Nonlinear Ecosystem Responses to Variable Precipitation Timing and Magnitude Using a Low-dimensional Modeling Framework

The Kansas River Basin in the central Great Plains of the United States is a unique region characterized by an east-west precipitation gradient and a complex assemblage of ecosystems exhibiting spatial and temporal heterogeneity. It is one of the centers of agriculture in North America and may be greatly impacted by climate change.
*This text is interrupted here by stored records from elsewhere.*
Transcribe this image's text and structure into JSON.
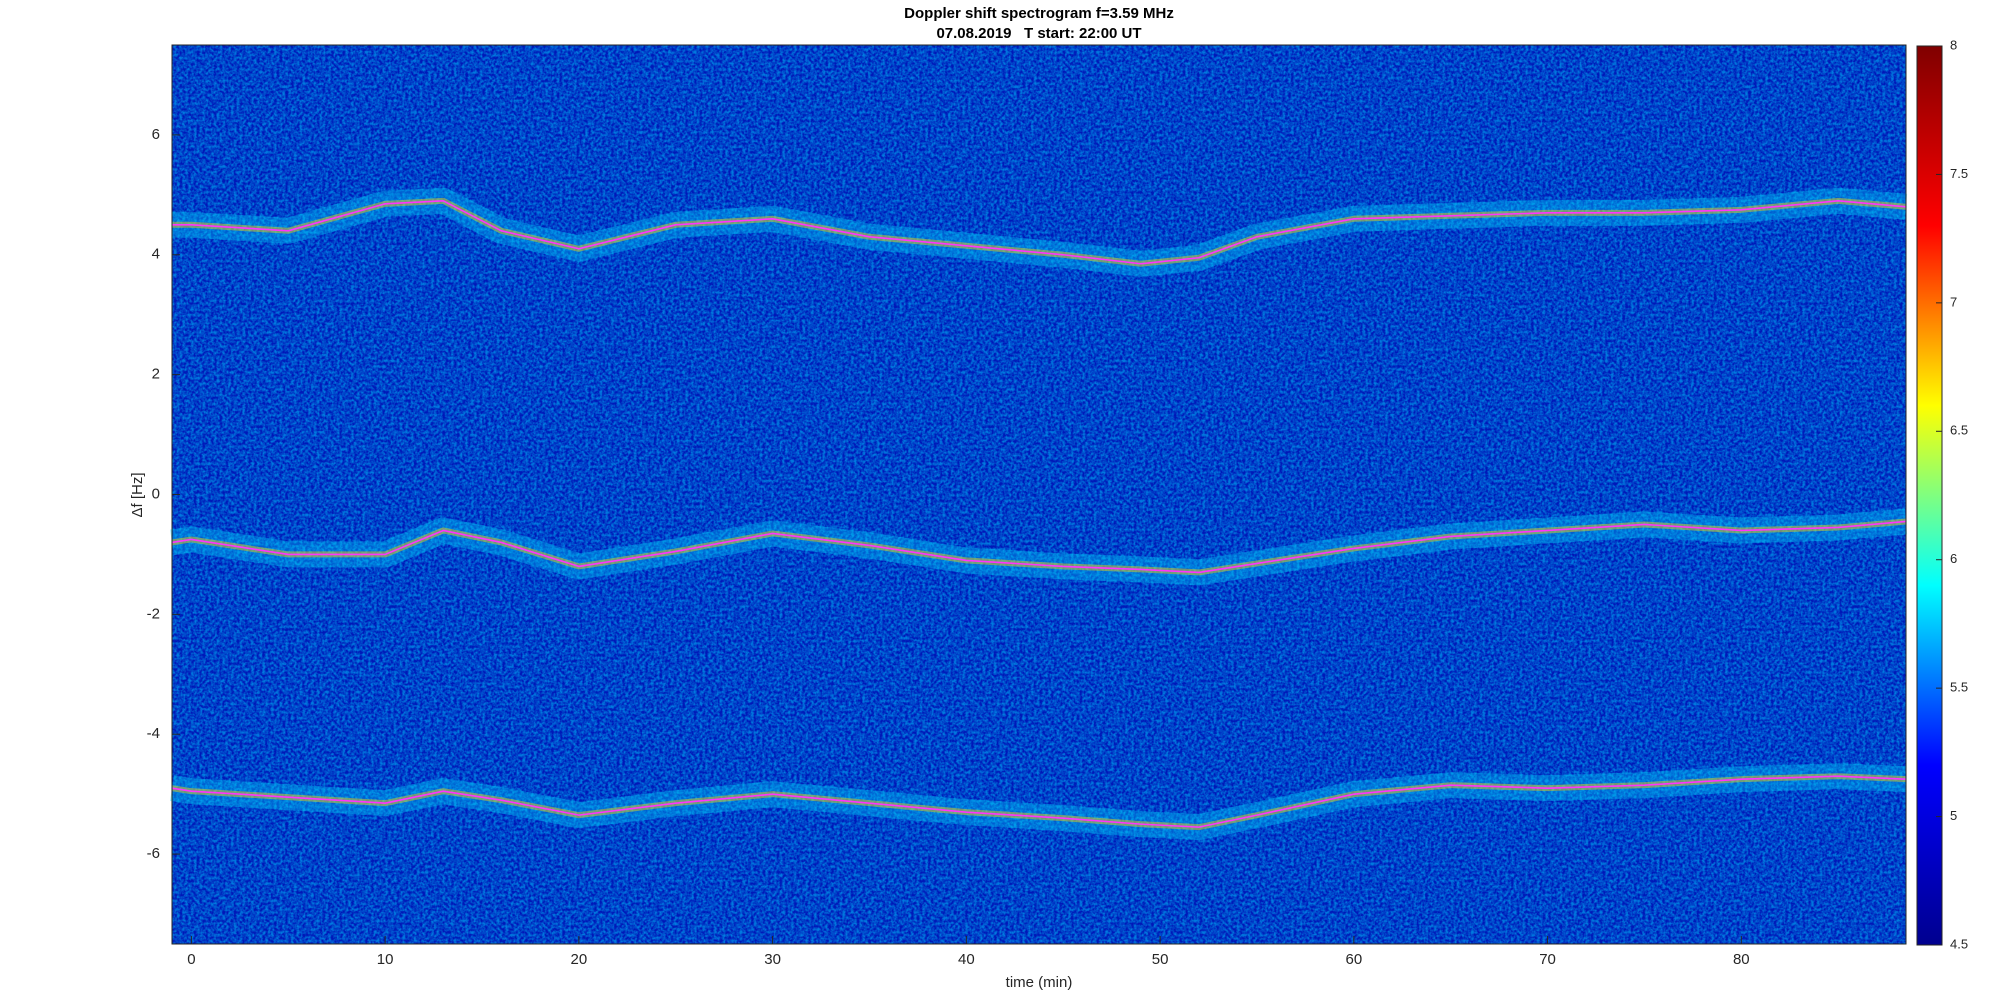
{
  "chart_data": {
    "type": "spectrogram",
    "title": "Doppler shift spectrogram f=3.59 MHz",
    "subtitle": "07.08.2019   T start: 22:00 UT",
    "x_label": "time (min)",
    "y_label": "Δf [Hz]",
    "x": [
      -1,
      0,
      5,
      10,
      13,
      16,
      20,
      25,
      30,
      35,
      40,
      45,
      49,
      52,
      55,
      60,
      65,
      70,
      75,
      80,
      85,
      88.5
    ],
    "series": [
      {
        "color": "#ff33ff",
        "values": [
          4.5,
          4.5,
          4.4,
          4.85,
          4.9,
          4.4,
          4.1,
          4.5,
          4.6,
          4.3,
          4.15,
          4.0,
          3.85,
          3.95,
          4.3,
          4.6,
          4.65,
          4.7,
          4.7,
          4.75,
          4.9,
          4.8
        ]
      },
      {
        "color": "#ff33ff",
        "values": [
          -0.8,
          -0.75,
          -1.0,
          -1.0,
          -0.6,
          -0.8,
          -1.2,
          -0.95,
          -0.65,
          -0.85,
          -1.1,
          -1.2,
          -1.25,
          -1.3,
          -1.15,
          -0.9,
          -0.7,
          -0.6,
          -0.5,
          -0.6,
          -0.55,
          -0.45
        ]
      },
      {
        "color": "#ff33ff",
        "values": [
          -4.9,
          -4.95,
          -5.05,
          -5.15,
          -4.95,
          -5.1,
          -5.35,
          -5.15,
          -5.0,
          -5.15,
          -5.3,
          -5.4,
          -5.5,
          -5.55,
          -5.35,
          -5.0,
          -4.85,
          -4.9,
          -4.85,
          -4.75,
          -4.7,
          -4.75
        ]
      }
    ],
    "xlim": [
      -1,
      88.5
    ],
    "ylim": [
      -7.5,
      7.5
    ],
    "xticks": [
      0,
      10,
      20,
      30,
      40,
      50,
      60,
      70,
      80
    ],
    "yticks": [
      -6,
      -4,
      -2,
      0,
      2,
      4,
      6
    ],
    "colormap": [
      "#00008f",
      "#0000ff",
      "#00ffff",
      "#ffff00",
      "#ff0000",
      "#800000"
    ],
    "clim": [
      4.5,
      8
    ],
    "cticks": [
      4.5,
      5,
      5.5,
      6,
      6.5,
      7,
      7.5,
      8
    ]
  }
}
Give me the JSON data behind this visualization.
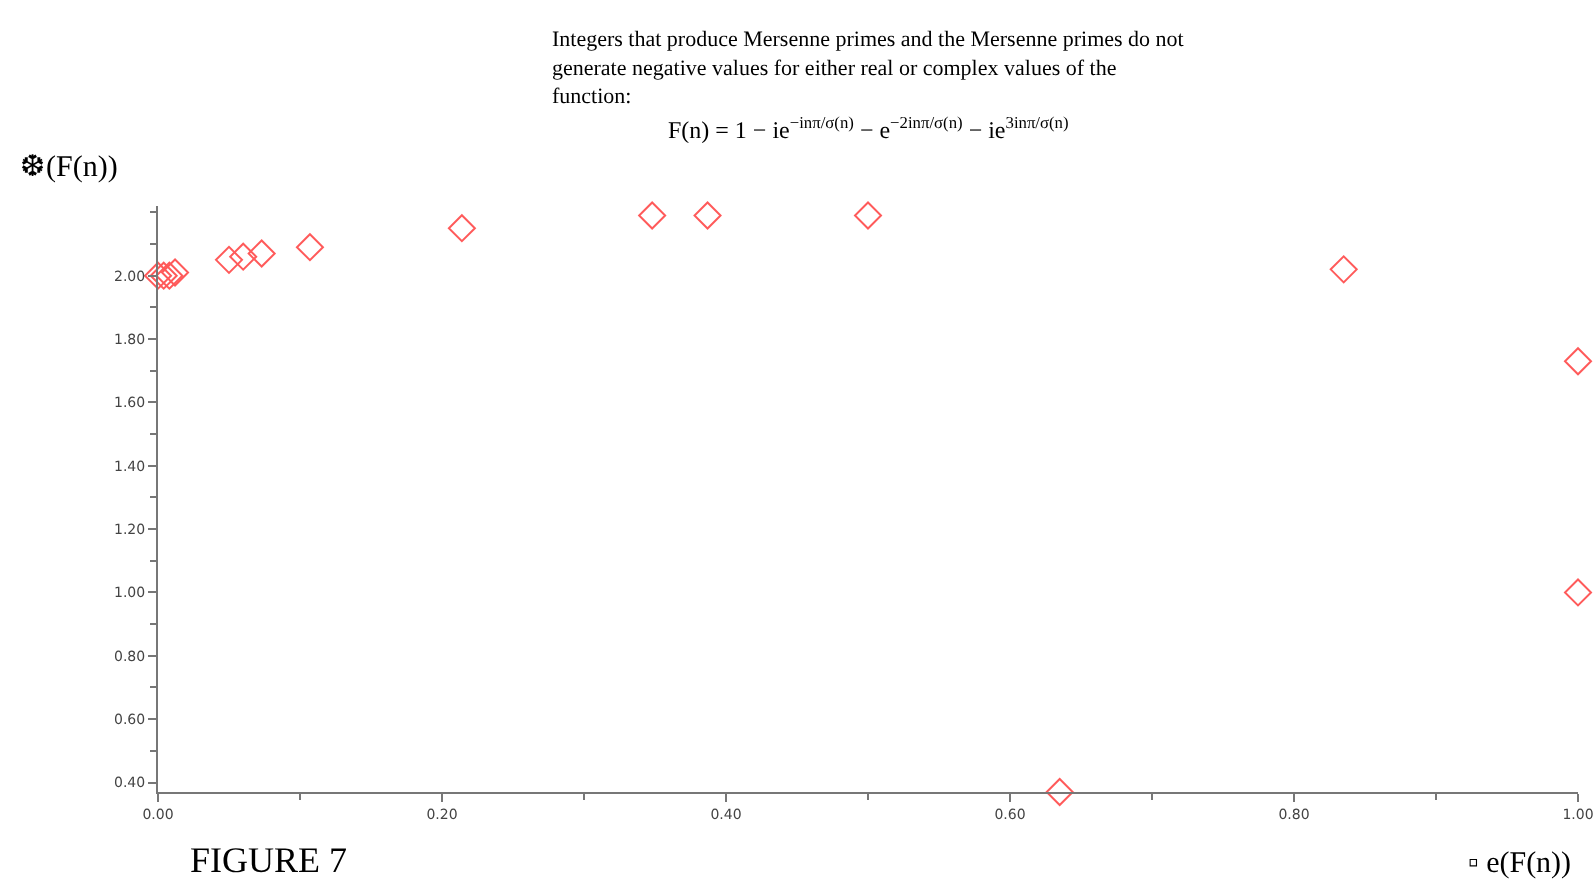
{
  "chart_data": {
    "type": "scatter",
    "title": "Integers that produce Mersenne primes and the Mersenne primes do not generate negative values for either real or complex values of the function:",
    "subtitle": "F(n) = 1 − ie$^{−inπ/σ(n)}$ − e$^{−2inπ/σ(n)}$ − ie$^{3inπ/σ(n)}$",
    "xlabel": "▫ e(F(n))",
    "ylabel": "❆(F(n))",
    "annotations": [
      "FIGURE 7"
    ],
    "x": [
      0.0,
      0.004,
      0.008,
      0.012,
      0.05,
      0.06,
      0.073,
      0.107,
      0.214,
      0.348,
      0.387,
      0.5,
      0.835,
      1.0,
      1.0,
      0.635
    ],
    "series": [
      {
        "color": "#ff5a5a",
        "values": [
          2.0,
          2.0,
          2.0,
          2.01,
          2.05,
          2.06,
          2.07,
          2.09,
          2.15,
          2.19,
          2.19,
          2.19,
          2.02,
          1.73,
          1.0,
          0.37
        ]
      }
    ],
    "marker": "diamond",
    "grid": false,
    "xlim": [
      0,
      1
    ],
    "xticks": [
      {
        "value": 0,
        "label": "0.00"
      },
      {
        "value": 0.2,
        "label": "0.20"
      },
      {
        "value": 0.4,
        "label": "0.40"
      },
      {
        "value": 0.6,
        "label": "0.60"
      },
      {
        "value": 0.8,
        "label": "0.80"
      },
      {
        "value": 1,
        "label": "1.00"
      }
    ],
    "ylim": [
      0.37,
      2.22
    ],
    "yticks": [
      {
        "value": 0.4,
        "label": "0.40"
      },
      {
        "value": 0.6,
        "label": "0.60"
      },
      {
        "value": 0.8,
        "label": "0.80"
      },
      {
        "value": 1,
        "label": "1.00"
      },
      {
        "value": 1.2,
        "label": "1.20"
      },
      {
        "value": 1.4,
        "label": "1.40"
      },
      {
        "value": 1.6,
        "label": "1.60"
      },
      {
        "value": 1.8,
        "label": "1.80"
      },
      {
        "value": 2,
        "label": "2.00"
      }
    ]
  }
}
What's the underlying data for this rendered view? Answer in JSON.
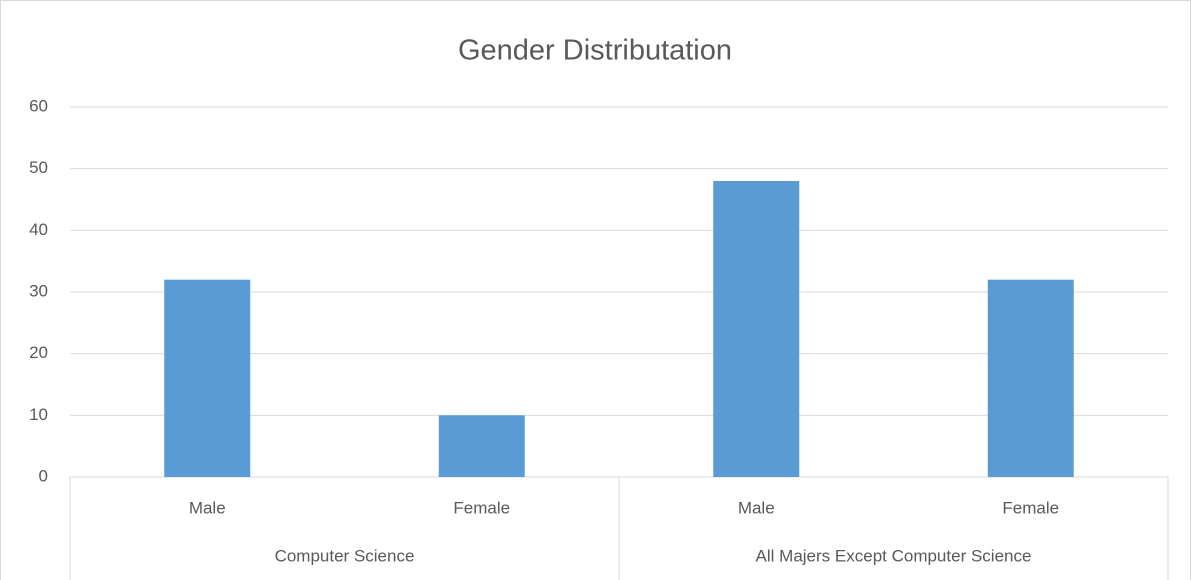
{
  "chart_data": {
    "type": "bar",
    "title": "Gender Distributation",
    "categories": [
      "Male",
      "Female",
      "Male",
      "Female"
    ],
    "groups": [
      "Computer Science",
      "All Majers Except Computer Science"
    ],
    "values": [
      32,
      10,
      48,
      32
    ],
    "color": "#5b9bd5",
    "ylim": [
      0,
      60
    ],
    "yticks": [
      0,
      10,
      20,
      30,
      40,
      50,
      60
    ],
    "grid": true
  }
}
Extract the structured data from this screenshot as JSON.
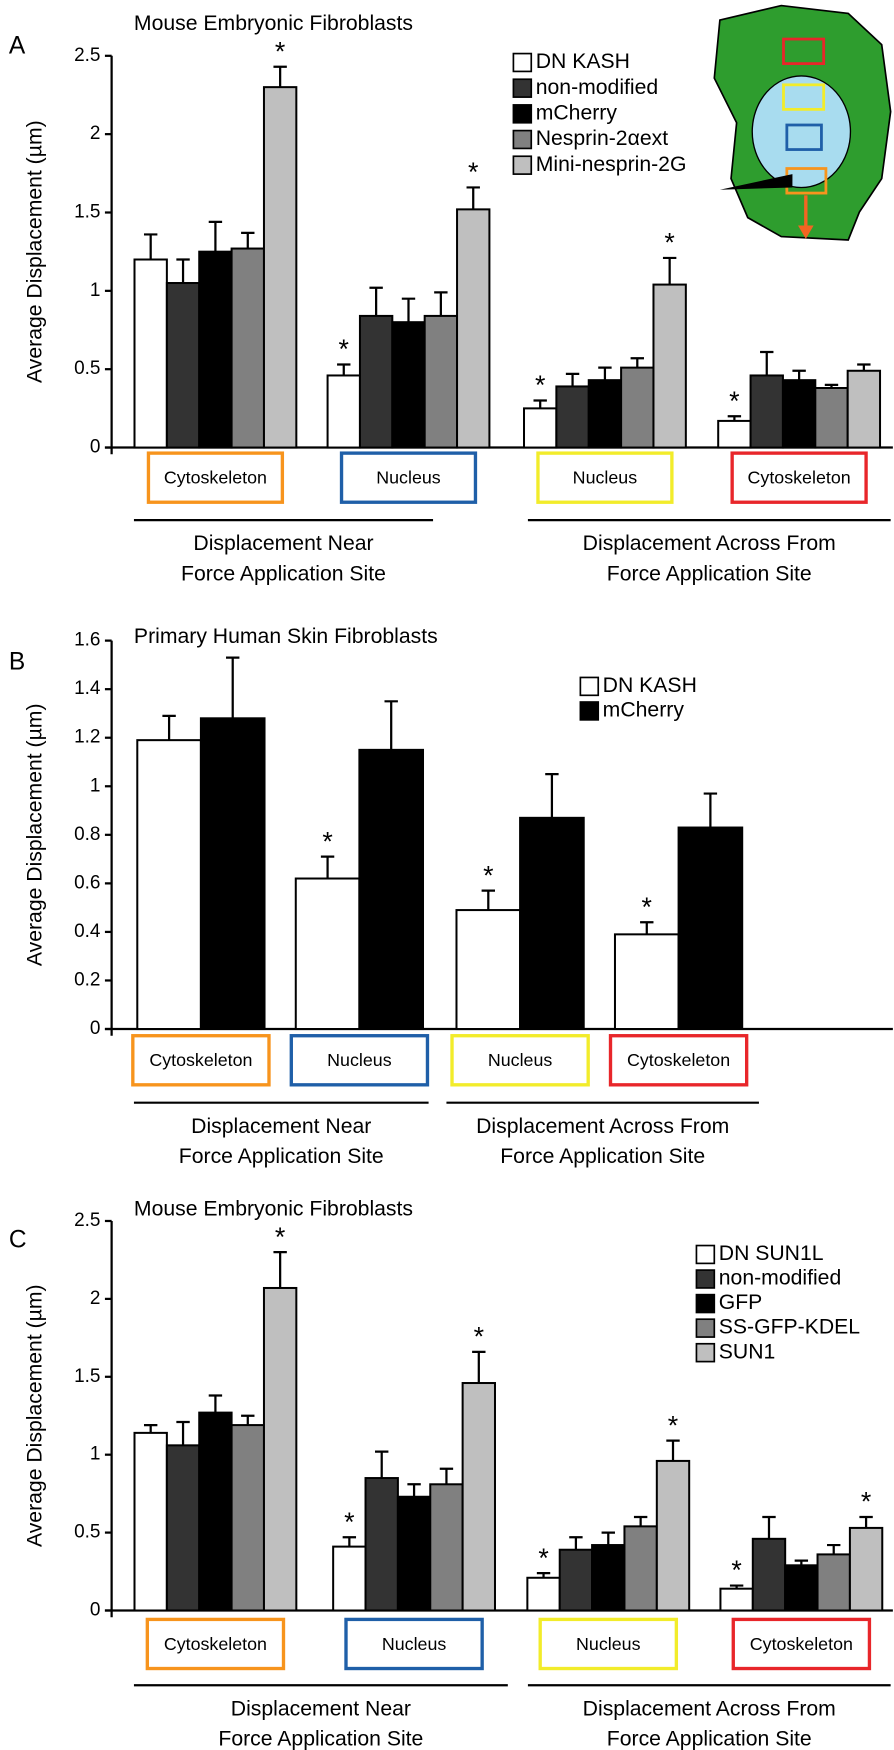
{
  "chart_data": [
    {
      "type": "bar",
      "panel": "A",
      "title": "Mouse Embryonic Fibroblasts",
      "y_label": "Average Displacement (µm)",
      "categories": [
        "Cytoskeleton",
        "Nucleus",
        "Nucleus",
        "Cytoskeleton"
      ],
      "category_colors": [
        "#f7941d",
        "#1f5fa8",
        "#f2ec2a",
        "#e8262a"
      ],
      "groups": [
        [
          "Displacement Near",
          "Force Application Site"
        ],
        [
          "Displacement Across From",
          "Force Application Site"
        ]
      ],
      "ylim": [
        0,
        2.5
      ],
      "yticks": [
        0,
        0.5,
        1,
        1.5,
        2,
        2.5
      ],
      "series": [
        {
          "name": "DN KASH",
          "color": "#ffffff",
          "values": [
            1.2,
            0.46,
            0.25,
            0.17
          ],
          "errors": [
            0.16,
            0.07,
            0.05,
            0.03
          ],
          "stars": [
            null,
            "*",
            "*",
            "*"
          ]
        },
        {
          "name": "non-modified",
          "color": "#333333",
          "values": [
            1.05,
            0.84,
            0.39,
            0.46
          ],
          "errors": [
            0.15,
            0.18,
            0.08,
            0.15
          ],
          "stars": [
            null,
            null,
            null,
            null
          ]
        },
        {
          "name": "mCherry",
          "color": "#000000",
          "values": [
            1.25,
            0.8,
            0.43,
            0.43
          ],
          "errors": [
            0.19,
            0.15,
            0.08,
            0.06
          ],
          "stars": [
            null,
            null,
            null,
            null
          ]
        },
        {
          "name": "Nesprin-2αext",
          "color": "#808080",
          "values": [
            1.27,
            0.84,
            0.51,
            0.38
          ],
          "errors": [
            0.1,
            0.15,
            0.06,
            0.02
          ],
          "stars": [
            null,
            null,
            null,
            null
          ]
        },
        {
          "name": "Mini-nesprin-2G",
          "color": "#bfbfbf",
          "values": [
            2.3,
            1.52,
            1.04,
            0.49
          ],
          "errors": [
            0.13,
            0.14,
            0.17,
            0.04
          ],
          "stars": [
            "*",
            "*",
            "*",
            null
          ]
        }
      ]
    },
    {
      "type": "bar",
      "panel": "B",
      "title": "Primary Human Skin Fibroblasts",
      "y_label": "Average Displacement (µm)",
      "categories": [
        "Cytoskeleton",
        "Nucleus",
        "Nucleus",
        "Cytoskeleton"
      ],
      "category_colors": [
        "#f7941d",
        "#1f5fa8",
        "#f2ec2a",
        "#e8262a"
      ],
      "groups": [
        [
          "Displacement Near",
          "Force Application Site"
        ],
        [
          "Displacement Across From",
          "Force Application Site"
        ]
      ],
      "ylim": [
        0,
        1.6
      ],
      "yticks": [
        0,
        0.2,
        0.4,
        0.6,
        0.8,
        1,
        1.2,
        1.4,
        1.6
      ],
      "series": [
        {
          "name": "DN KASH",
          "color": "#ffffff",
          "values": [
            1.19,
            0.62,
            0.49,
            0.39
          ],
          "errors": [
            0.1,
            0.09,
            0.08,
            0.05
          ],
          "stars": [
            null,
            "*",
            "*",
            "*"
          ]
        },
        {
          "name": "mCherry",
          "color": "#000000",
          "values": [
            1.28,
            1.15,
            0.87,
            0.83
          ],
          "errors": [
            0.25,
            0.2,
            0.18,
            0.14
          ],
          "stars": [
            null,
            null,
            null,
            null
          ]
        }
      ]
    },
    {
      "type": "bar",
      "panel": "C",
      "title": "Mouse Embryonic Fibroblasts",
      "y_label": "Average Displacement (µm)",
      "categories": [
        "Cytoskeleton",
        "Nucleus",
        "Nucleus",
        "Cytoskeleton"
      ],
      "category_colors": [
        "#f7941d",
        "#1f5fa8",
        "#f2ec2a",
        "#e8262a"
      ],
      "groups": [
        [
          "Displacement Near",
          "Force Application Site"
        ],
        [
          "Displacement Across From",
          "Force Application Site"
        ]
      ],
      "ylim": [
        0,
        2.5
      ],
      "yticks": [
        0,
        0.5,
        1,
        1.5,
        2,
        2.5
      ],
      "series": [
        {
          "name": "DN SUN1L",
          "color": "#ffffff",
          "values": [
            1.14,
            0.41,
            0.21,
            0.14
          ],
          "errors": [
            0.05,
            0.06,
            0.03,
            0.02
          ],
          "stars": [
            null,
            "*",
            "*",
            "*"
          ]
        },
        {
          "name": "non-modified",
          "color": "#333333",
          "values": [
            1.06,
            0.85,
            0.39,
            0.46
          ],
          "errors": [
            0.15,
            0.17,
            0.08,
            0.14
          ],
          "stars": [
            null,
            null,
            null,
            null
          ]
        },
        {
          "name": "GFP",
          "color": "#000000",
          "values": [
            1.27,
            0.73,
            0.42,
            0.29
          ],
          "errors": [
            0.11,
            0.08,
            0.08,
            0.03
          ],
          "stars": [
            null,
            null,
            null,
            null
          ]
        },
        {
          "name": "SS-GFP-KDEL",
          "color": "#808080",
          "values": [
            1.19,
            0.81,
            0.54,
            0.36
          ],
          "errors": [
            0.06,
            0.1,
            0.06,
            0.06
          ],
          "stars": [
            null,
            null,
            null,
            null
          ]
        },
        {
          "name": "SUN1",
          "color": "#bfbfbf",
          "values": [
            2.07,
            1.46,
            0.96,
            0.53
          ],
          "errors": [
            0.23,
            0.2,
            0.13,
            0.07
          ],
          "stars": [
            "*",
            "*",
            "*",
            "*"
          ]
        }
      ]
    }
  ]
}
To better characterize the nature of variable precipitation and the ecosystem response, we present a low-dimensional framework for assessing the impacts of precipitation timing and magnitude on water and carbon fluxes, with particular focus on temporal sensitivity to inputs, seasonality in water flux dynamics, and the nonlinear interactions between ecosystem functioning and soil moisture, evapotranspiration, and carbon assimilation. Results show variation in seasonal sensitivity to precipitation, with varying relationships between soil moisture, potential evapotranspiration, and precipitation timing and magnitude, in addition to the daily mean and variance of water and carbon fluxes. In addition, we examine the IPCC GCM A1B climate change scenario forecasted precipitation and temperature patterns and relate these to implications for grassland, forest, and agriculture land classes. This is important for understanding the nonlinearity inherent to water and carbon cycling in the Kansas River Basin ecosystems and provides assessment of the magnitude and extent that climate change may have on the functionality of different locations.